I decided, at 1 am Saturday, to see if I could rebook. Delta had helpfully canceled my 5 pm flight and put me on a 1 pm. (though somehow the idea that SOMEHOW THEY SHOULD LET ME KNOW didn’t occur to them.) But the 1 pm went from Newark to Atlanta to Nashville to Salt Lake, which didn’t seem to be the most practical route. So I rebooked online to go, at 8 am, JFK to Chicago to Salt Lake, with a two-hour layover. It was the best we could do, and I was happy to take it. The thing is, by this time it was 2:30 am and I still had crap to do. And by “crap” I mean “pack.” (This does not mean I was procrastinating. Remember, I had thought I had until 5 pm. I was not procrastinating! I was doing other things! And by "other things" I mean "watching Mad Men.") I rushed around and finished everything by 3:30 and got to sleep around 4:15, with the alarm set for 6:00. Yah-hoo. I didn’t sleep much on the first flight (on which they booked me first class, for some reason) and I was just trashed in Chicago. (I expect that by this I join an illustrious list of people who have been trashed in Chicago.) There was a gate area they had cleared of seats, and a few people were flat on the floor there. I walked by a couple of times, staring longingly at prostrate (sleeping) people, and then said, “I have no pride” and joined them, and I slept for an hour and a half on the dirty floor of the Chicago airport. And I would do it again.

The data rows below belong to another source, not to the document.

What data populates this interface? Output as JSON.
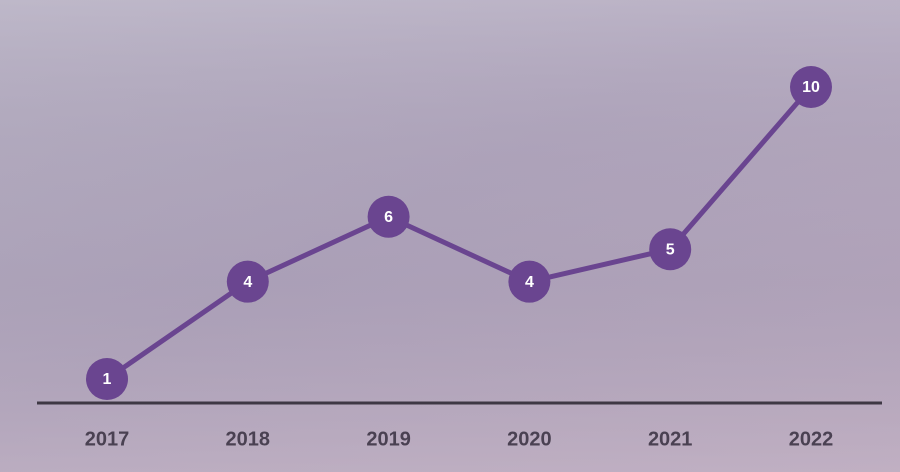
{
  "chart_data": {
    "type": "line",
    "categories": [
      "2017",
      "2018",
      "2019",
      "2020",
      "2021",
      "2022"
    ],
    "values": [
      1,
      4,
      6,
      4,
      5,
      10
    ],
    "color": "#6a4590"
  }
}
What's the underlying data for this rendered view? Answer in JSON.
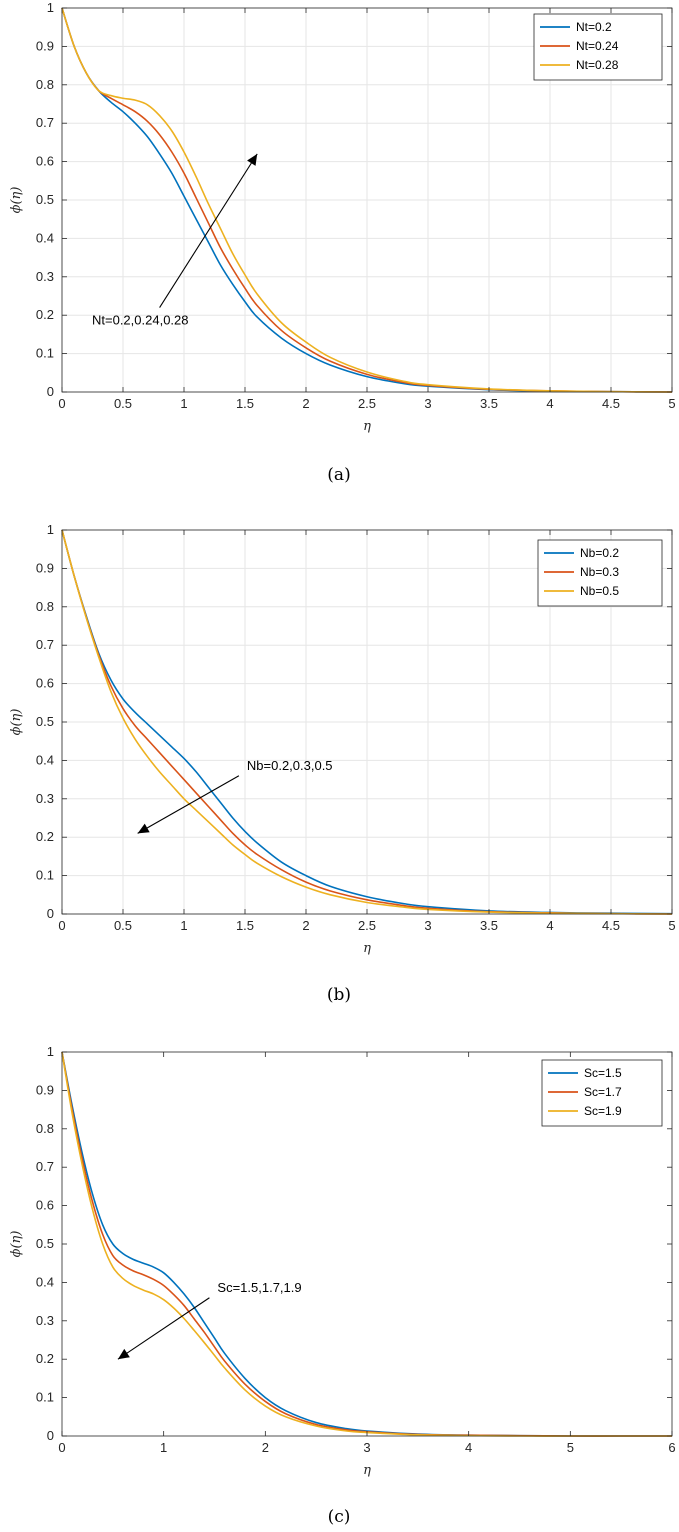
{
  "chart_data": [
    {
      "type": "line",
      "caption": "(a)",
      "xlabel": "η",
      "ylabel": "ϕ(η)",
      "xlim": [
        0,
        5
      ],
      "ylim": [
        0,
        1
      ],
      "xticks": [
        "0",
        "0.5",
        "1",
        "1.5",
        "2",
        "2.5",
        "3",
        "3.5",
        "4",
        "4.5",
        "5"
      ],
      "yticks": [
        "0",
        "0.1",
        "0.2",
        "0.3",
        "0.4",
        "0.5",
        "0.6",
        "0.7",
        "0.8",
        "0.9",
        "1"
      ],
      "grid": true,
      "legend_position": "top-right",
      "annotation": {
        "text": "Nt=0.2,0.24,0.28",
        "arrow": "up-right",
        "from": [
          0.8,
          0.22
        ],
        "to": [
          1.6,
          0.62
        ]
      },
      "x": [
        0,
        0.1,
        0.2,
        0.3,
        0.4,
        0.5,
        0.6,
        0.7,
        0.8,
        0.9,
        1.0,
        1.1,
        1.2,
        1.3,
        1.4,
        1.5,
        1.6,
        1.8,
        2.0,
        2.2,
        2.5,
        2.8,
        3.0,
        3.5,
        4.0,
        4.5,
        5.0
      ],
      "series": [
        {
          "name": "Nt=0.2",
          "color": "#0072BD",
          "values": [
            1.0,
            0.9,
            0.83,
            0.785,
            0.755,
            0.73,
            0.7,
            0.665,
            0.62,
            0.57,
            0.51,
            0.45,
            0.39,
            0.33,
            0.28,
            0.235,
            0.195,
            0.14,
            0.1,
            0.07,
            0.04,
            0.022,
            0.015,
            0.006,
            0.002,
            0.001,
            0.0
          ]
        },
        {
          "name": "Nt=0.24",
          "color": "#D95319",
          "values": [
            1.0,
            0.9,
            0.83,
            0.785,
            0.765,
            0.748,
            0.73,
            0.705,
            0.67,
            0.625,
            0.57,
            0.505,
            0.44,
            0.375,
            0.32,
            0.27,
            0.225,
            0.16,
            0.115,
            0.08,
            0.046,
            0.025,
            0.017,
            0.007,
            0.003,
            0.001,
            0.0
          ]
        },
        {
          "name": "Nt=0.28",
          "color": "#EDB120",
          "values": [
            1.0,
            0.9,
            0.83,
            0.785,
            0.772,
            0.765,
            0.76,
            0.748,
            0.72,
            0.68,
            0.625,
            0.56,
            0.49,
            0.425,
            0.36,
            0.305,
            0.255,
            0.18,
            0.13,
            0.09,
            0.052,
            0.028,
            0.019,
            0.008,
            0.003,
            0.001,
            0.0
          ]
        }
      ]
    },
    {
      "type": "line",
      "caption": "(b)",
      "xlabel": "η",
      "ylabel": "ϕ(η)",
      "xlim": [
        0,
        5
      ],
      "ylim": [
        0,
        1
      ],
      "xticks": [
        "0",
        "0.5",
        "1",
        "1.5",
        "2",
        "2.5",
        "3",
        "3.5",
        "4",
        "4.5",
        "5"
      ],
      "yticks": [
        "0",
        "0.1",
        "0.2",
        "0.3",
        "0.4",
        "0.5",
        "0.6",
        "0.7",
        "0.8",
        "0.9",
        "1"
      ],
      "grid": true,
      "legend_position": "top-right",
      "annotation": {
        "text": "Nb=0.2,0.3,0.5",
        "arrow": "down-left",
        "from": [
          1.45,
          0.36
        ],
        "to": [
          0.62,
          0.21
        ]
      },
      "x": [
        0,
        0.1,
        0.2,
        0.3,
        0.4,
        0.5,
        0.6,
        0.7,
        0.8,
        0.9,
        1.0,
        1.1,
        1.2,
        1.3,
        1.4,
        1.5,
        1.6,
        1.8,
        2.0,
        2.2,
        2.5,
        2.8,
        3.0,
        3.5,
        4.0,
        4.5,
        5.0
      ],
      "series": [
        {
          "name": "Nb=0.2",
          "color": "#0072BD",
          "values": [
            1.0,
            0.88,
            0.775,
            0.68,
            0.61,
            0.56,
            0.525,
            0.495,
            0.465,
            0.435,
            0.405,
            0.37,
            0.33,
            0.29,
            0.25,
            0.215,
            0.185,
            0.135,
            0.1,
            0.072,
            0.045,
            0.027,
            0.019,
            0.008,
            0.004,
            0.002,
            0.001
          ]
        },
        {
          "name": "Nb=0.3",
          "color": "#D95319",
          "values": [
            1.0,
            0.88,
            0.772,
            0.675,
            0.595,
            0.535,
            0.49,
            0.455,
            0.42,
            0.385,
            0.35,
            0.315,
            0.28,
            0.245,
            0.21,
            0.18,
            0.155,
            0.115,
            0.083,
            0.06,
            0.037,
            0.022,
            0.015,
            0.006,
            0.003,
            0.001,
            0.0
          ]
        },
        {
          "name": "Nb=0.5",
          "color": "#EDB120",
          "values": [
            1.0,
            0.88,
            0.77,
            0.67,
            0.58,
            0.51,
            0.455,
            0.41,
            0.37,
            0.335,
            0.3,
            0.27,
            0.24,
            0.21,
            0.18,
            0.155,
            0.132,
            0.097,
            0.07,
            0.05,
            0.03,
            0.018,
            0.012,
            0.005,
            0.002,
            0.001,
            0.0
          ]
        }
      ]
    },
    {
      "type": "line",
      "caption": "(c)",
      "xlabel": "η",
      "ylabel": "ϕ(η)",
      "xlim": [
        0,
        6
      ],
      "ylim": [
        0,
        1
      ],
      "xticks": [
        "0",
        "1",
        "2",
        "3",
        "4",
        "5",
        "6"
      ],
      "yticks": [
        "0",
        "0.1",
        "0.2",
        "0.3",
        "0.4",
        "0.5",
        "0.6",
        "0.7",
        "0.8",
        "0.9",
        "1"
      ],
      "grid": false,
      "legend_position": "top-right",
      "annotation": {
        "text": "Sc=1.5,1.7,1.9",
        "arrow": "down-left",
        "from": [
          1.45,
          0.36
        ],
        "to": [
          0.55,
          0.2
        ]
      },
      "x": [
        0,
        0.1,
        0.2,
        0.3,
        0.4,
        0.5,
        0.6,
        0.7,
        0.8,
        0.9,
        1.0,
        1.1,
        1.2,
        1.3,
        1.4,
        1.5,
        1.6,
        1.8,
        2.0,
        2.2,
        2.5,
        2.8,
        3.0,
        3.5,
        4.0,
        4.5,
        5.0,
        5.5,
        6.0
      ],
      "series": [
        {
          "name": "Sc=1.5",
          "color": "#0072BD",
          "values": [
            1.0,
            0.86,
            0.735,
            0.63,
            0.55,
            0.5,
            0.475,
            0.46,
            0.45,
            0.44,
            0.425,
            0.4,
            0.37,
            0.335,
            0.295,
            0.255,
            0.215,
            0.15,
            0.1,
            0.066,
            0.035,
            0.019,
            0.013,
            0.005,
            0.002,
            0.001,
            0.0,
            0.0,
            0.0
          ]
        },
        {
          "name": "Sc=1.7",
          "color": "#D95319",
          "values": [
            1.0,
            0.85,
            0.72,
            0.61,
            0.525,
            0.47,
            0.445,
            0.43,
            0.42,
            0.408,
            0.392,
            0.368,
            0.34,
            0.305,
            0.27,
            0.232,
            0.195,
            0.135,
            0.09,
            0.058,
            0.03,
            0.016,
            0.011,
            0.004,
            0.002,
            0.001,
            0.0,
            0.0,
            0.0
          ]
        },
        {
          "name": "Sc=1.9",
          "color": "#EDB120",
          "values": [
            1.0,
            0.84,
            0.705,
            0.59,
            0.5,
            0.44,
            0.41,
            0.392,
            0.38,
            0.37,
            0.355,
            0.333,
            0.306,
            0.275,
            0.243,
            0.21,
            0.177,
            0.12,
            0.078,
            0.05,
            0.026,
            0.013,
            0.009,
            0.003,
            0.001,
            0.0,
            0.0,
            0.0,
            0.0
          ]
        }
      ]
    }
  ]
}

I came back yesterday and flew into Newark. My boss was scheduled to return from his vacation, flying into Newark, on Sunday, but they didn’t arrive until 3 am Monday because of the crazy security breach. I had almost scheduled my return flight for Sunday, but didn’t; I figured that Sunday might be one of those awful “everyone’s coming back at the same time” days and Monday might be better. Now, the Good Worker part of me (whether it’s a big or small part of me, I haven’t yet determined) said, Monday is the first day of the work week; I should be back on Monday! I should arrive at the office at 9 am, ready to retackle my job and my life! But I didn’t. On a whim, I decided to give myself that one extra day and fly back on Monday. Oh, how the whim paid off! Thank you, Travel Gods; and Good Worker, go sit in a corner and eat cherry pie with Early To Bed and Regular Gym Goer while I figure out what to do with you.

Of course, this could mean nothing. But I’m taking it as an auspicious sign…a good 2010. How often do Travel Gods rule in your favor? Almost never, I tell you. I should also play the lottery, play in the road and take up smoking, because at the moment odds are in my favor.